A remotely operated underwater vehicle (ROV) captured the creature in all its glory at a depth of 1,385 meters (4,500 feet) below the surface near the Palmyra Atoll in the Northern Pacific Ocean.
Marine scientists later confirmed the enigmatic beauty as a piglet squid (Helicocranchia sp.), so named for its rotund shape and swine-looking snout used to siphon water like a jet pump. The creature regulates its buoyancy via an ammonia-filled internal chamber, a relatively common chemical on Earth that can be harmful to humans in high concentrations.
Without a frame of reference for size in the video, you could be deceived into thinking it is larger than it truly is. In fact, it is only a little larger than a pear.
"It kind of looks like it has a nose and eyes and hair," says one of the researchers in the video. The "hair" is actually its tentacles, which are often flared above its eyes like "reindeer antlers" as one member observed.

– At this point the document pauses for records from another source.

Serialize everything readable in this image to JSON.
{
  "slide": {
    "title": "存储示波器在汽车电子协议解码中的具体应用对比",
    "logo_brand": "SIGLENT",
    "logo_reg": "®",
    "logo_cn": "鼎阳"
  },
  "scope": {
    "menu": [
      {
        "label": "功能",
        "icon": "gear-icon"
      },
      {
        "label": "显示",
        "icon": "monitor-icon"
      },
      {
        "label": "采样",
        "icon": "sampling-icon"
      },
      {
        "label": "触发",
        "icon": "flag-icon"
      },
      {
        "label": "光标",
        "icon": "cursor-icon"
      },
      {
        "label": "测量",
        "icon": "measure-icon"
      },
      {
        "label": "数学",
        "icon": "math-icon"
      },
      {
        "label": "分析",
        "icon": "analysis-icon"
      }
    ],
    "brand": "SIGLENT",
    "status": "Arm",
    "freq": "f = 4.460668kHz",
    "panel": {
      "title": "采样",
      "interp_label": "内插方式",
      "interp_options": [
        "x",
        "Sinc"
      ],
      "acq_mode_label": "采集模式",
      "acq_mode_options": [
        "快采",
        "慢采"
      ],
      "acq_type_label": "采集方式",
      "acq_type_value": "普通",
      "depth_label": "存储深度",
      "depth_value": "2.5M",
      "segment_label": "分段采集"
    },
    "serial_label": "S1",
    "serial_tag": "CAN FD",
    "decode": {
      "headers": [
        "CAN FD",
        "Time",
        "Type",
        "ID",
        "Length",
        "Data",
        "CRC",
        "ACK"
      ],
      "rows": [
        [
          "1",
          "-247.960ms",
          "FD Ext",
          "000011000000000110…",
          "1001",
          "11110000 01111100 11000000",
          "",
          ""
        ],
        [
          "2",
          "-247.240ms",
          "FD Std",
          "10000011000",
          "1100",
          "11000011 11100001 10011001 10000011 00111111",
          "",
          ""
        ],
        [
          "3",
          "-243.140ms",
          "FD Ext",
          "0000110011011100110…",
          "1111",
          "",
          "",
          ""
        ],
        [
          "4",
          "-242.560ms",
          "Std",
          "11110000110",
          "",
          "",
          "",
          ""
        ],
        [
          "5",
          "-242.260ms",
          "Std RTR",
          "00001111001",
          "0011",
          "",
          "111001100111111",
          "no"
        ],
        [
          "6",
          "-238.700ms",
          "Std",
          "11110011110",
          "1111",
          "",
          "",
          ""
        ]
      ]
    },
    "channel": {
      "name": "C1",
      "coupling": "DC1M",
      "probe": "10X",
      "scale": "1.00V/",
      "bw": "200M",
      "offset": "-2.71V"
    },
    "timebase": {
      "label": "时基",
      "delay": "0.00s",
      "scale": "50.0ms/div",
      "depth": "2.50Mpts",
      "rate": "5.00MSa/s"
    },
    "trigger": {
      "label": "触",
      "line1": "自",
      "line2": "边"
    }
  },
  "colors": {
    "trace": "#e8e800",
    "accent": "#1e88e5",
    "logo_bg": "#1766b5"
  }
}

The piglet squid is a cephalopod, an intelligent underwater mollusk that is joined by other well-known creatures such as octopuses, cuttlefish, and the chambered nautilus. The pigmented patterns on its body, also known as chromatophores, are often used for camouflage, though its exact purpose for this creature needs to be confirmed.
When piglet squid are young, they live near the ocean's surface, only a couple hundred meters deep. As they mature, they descend to the depths of the ocean known as the twilight zone, or mesopelagic zone. This cold region of the ocean lies 200 to 1,000 meters (650 to 3,300 feet) deep and is dimly lit except for the occasional bioluminescent flashes.
This creature, however, was found to have wandered even deeper down into the darker depths of the bathypelagic zone, between 1,000 to 4,000 meters (3,280 to 13,000 feet). This region is sometimes referred to as the midnight zone for the lack of sunlight that penetrates this layer of the ocean.